In 2000, there were 12 workers who commuted into the municipality and 112 workers who commuted away. The municipality is a net exporter of workers, with about 9.3 workers leaving the municipality for every one entering. Of the working population, 8.5% used public transportation to get to work, and 59.1% used a private car.

==Religion==
From the 2000 census, 66 or 19.2% were Roman Catholic, while 206 or 59.9% belonged to the Swiss Reformed Church. Of the rest of the population, there were 2 members of an Orthodox church (or about 0.58% of the population), and there were 7 individuals (or about 2.03% of the population) who belonged to another Christian church. There was 1 individual who was Islamic. 55 (or about 15.99% of the population) belonged to no church, are agnostic or atheist, and 7 individuals (or about 2.03% of the population) did not answer the question.

==Weather==
Longirod has an average of 132.6 days of rain or snow per year and on average receives 1285 mm of precipitation. The wettest month is December during which time Longirod receives an average of 140 mm of rain or snow. During this month there is precipitation for an average of 11.9 days. The month with the most days of precipitation is May, with an average of 13.1, but with only 103 mm of rain or snow. The driest month of the year is July with an average of 80 mm of precipitation over 9.3 days.

==Education==
In Longirod about 128 or (37.2%) of the population have completed non-mandatory upper secondary education, and 52 or (15.1%) have completed additional higher education (either university or a Fachhochschule). Of the 52 who completed tertiary schooling, 46.2% were Swiss men, 34.6% were Swiss women, 11.5% were non-Swiss men.
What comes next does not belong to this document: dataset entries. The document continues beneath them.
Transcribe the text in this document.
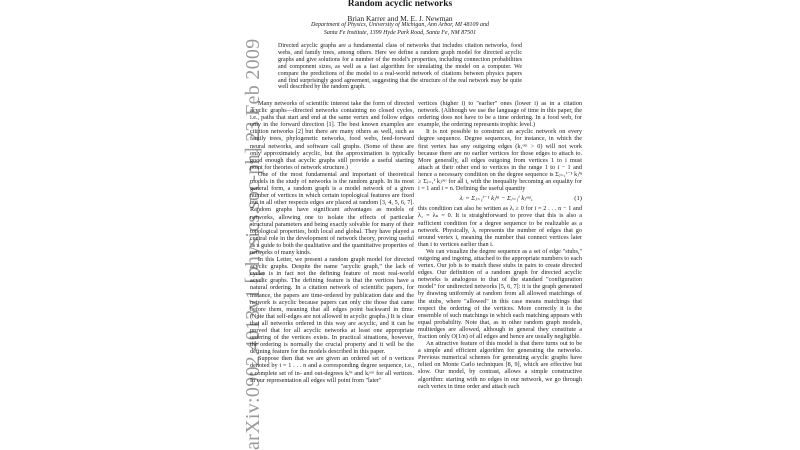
arXiv:0902.4013v1 [physics.soc-ph] 23 Feb 2009
Random acyclic networks
Brian Karrer and M. E. J. Newman
Department of Physics, University of Michigan, Ann Arbor, MI 48109 and
Santa Fe Institute, 1399 Hyde Park Road, Santa Fe, NM 87501

Directed acyclic graphs are a fundamental class of networks that includes citation networks, food webs, and family trees, among others. Here we define a random graph model for directed acyclic graphs and give solutions for a number of the model's properties, including connection probabilities and component sizes, as well as a fast algorithm for simulating the model on a computer. We compare the predictions of the model to a real-world network of citations between physics papers and find surprisingly good agreement, suggesting that the structure of the real network may be quite well described by the random graph.

Many networks of scientific interest take the form of directed acyclic graphs—directed networks containing no closed cycles, i.e., paths that start and end at the same vertex and follow edges only in the forward direction [1]. The best known examples are citation networks [2] but there are many others as well, such as family trees, phylogenetic networks, food webs, feed-forward neural networks, and software call graphs. (Some of these are only approximately acyclic, but the approximation is typically good enough that acyclic graphs still provide a useful starting point for theories of network structure.)

One of the most fundamental and important of theoretical models in the study of networks is the random graph. In its most general form, a random graph is a model network of a given number of vertices in which certain topological features are fixed but in all other respects edges are placed at random [3, 4, 5, 6, 7]. Random graphs have significant advantages as models of networks, allowing one to isolate the effects of particular structural parameters and being exactly solvable for many of their topological properties, both local and global. They have played a central role in the development of network theory, proving useful as a guide to both the qualitative and the quantitative properties of networks of many kinds.

In this Letter, we present a random graph model for directed acyclic graphs. Despite the name "acyclic graph," the lack of cycles is in fact not the defining feature of most real-world acyclic graphs. The defining feature is that the vertices have a natural ordering. In a citation network of scientific papers, for instance, the papers are time-ordered by publication date and the network is acyclic because papers can only cite those that came before them, meaning that all edges point backward in time. (Note that self-edges are not allowed in acyclic graphs.) It is clear that all networks ordered in this way are acyclic, and it can be proved that for all acyclic networks at least one appropriate ordering of the vertices exists. In practical situations, however, the ordering is normally the crucial property and it will be the defining feature for the models described in this paper.

Suppose then that we are given an ordered set of n vertices denoted by i = 1 . . . n and a corresponding degree sequence, i.e., a complete set of in- and out-degrees kᵢⁱⁿ and kᵢᵒᵘᵗ for all vertices. In our representation all edges will point from "later"

vertices (higher i) to "earlier" ones (lower i) as in a citation network. (Although we use the language of time in this paper, the ordering does not have to be a time ordering. In a food web, for example, the ordering represents trophic level.)

It is not possible to construct an acyclic network on every degree sequence. Degree sequences, for instance, in which the first vertex has any outgoing edges (k₁ᵒᵘᵗ > 0) will not work because there are no earlier vertices for those edges to attach to. More generally, all edges outgoing from vertices 1 to i must attach at their other end to vertices in the range 1 to i − 1 and hence a necessary condition on the degree sequence is Σⱼ₌₁ⁱ⁻¹ kⱼⁱⁿ ≥ Σⱼ₌₁ⁱ kⱼᵒᵘᵗ for all i, with the inequality becoming an equality for i = 1 and i = n. Defining the useful quantity

λᵢ = Σⱼ₌₁ⁱ⁻¹ kⱼⁱⁿ − Σⱼ₌₁ⁱ kⱼᵒᵘᵗ,	(1)

this condition can also be written as λᵢ ≥ 0 for i = 2 . . . n − 1 and λ₁ = λₙ = 0. It is straightforward to prove that this is also a sufficient condition for a degree sequence to be realizable as a network. Physically, λᵢ represents the number of edges that go around vertex i, meaning the number that connect vertices later than i to vertices earlier than i.

We can visualize the degree sequence as a set of edge "stubs," outgoing and ingoing, attached to the appropriate numbers to each vertex. Our job is to match these stubs in pairs to create directed edges. Our definition of a random graph for directed acyclic networks is analogous to that of the standard "configuration model" for undirected networks [5, 6, 7]: it is the graph generated by drawing uniformly at random from all allowed matchings of the stubs, where "allowed" in this case means matchings that respect the ordering of the vertices. More correctly it is the ensemble of such matchings in which each matching appears with equal probability. Note that, as in other random graph models, multiedges are allowed, although in general they constitute a fraction only O(1/n) of all edges and hence are usually negligible.

An attractive feature of this model is that there turns out to be a simple and efficient algorithm for generating the networks. Previous numerical schemes for generating acyclic graphs have relied on Monte Carlo techniques [8, 9], which are effective but slow. Our model, by contrast, allows a simple constructive algorithm: starting with no edges in our network, we go through each vertex in time order and attach each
In the 2009/2010 school year there were a total of 44 students in the Longirod school district. In the Vaud cantonal school system, two years of non-obligatory pre-school are provided by the political districts. During the school year, the political district provided pre-school care for a total of 1,249 children of which 563 children (45.1%) received subsidized pre-school care. The canton's primary school program requires students to attend for four years. There were 24 students in the municipal primary school program. The obligatory lower secondary school program lasts for six years and there were 19 students in those schools. There were also 1 students who were home schooled or attended another non-traditional school.

As of 2000, there were 13 students in Longirod who came from another municipality, while 53 residents attended schools outside the municipality.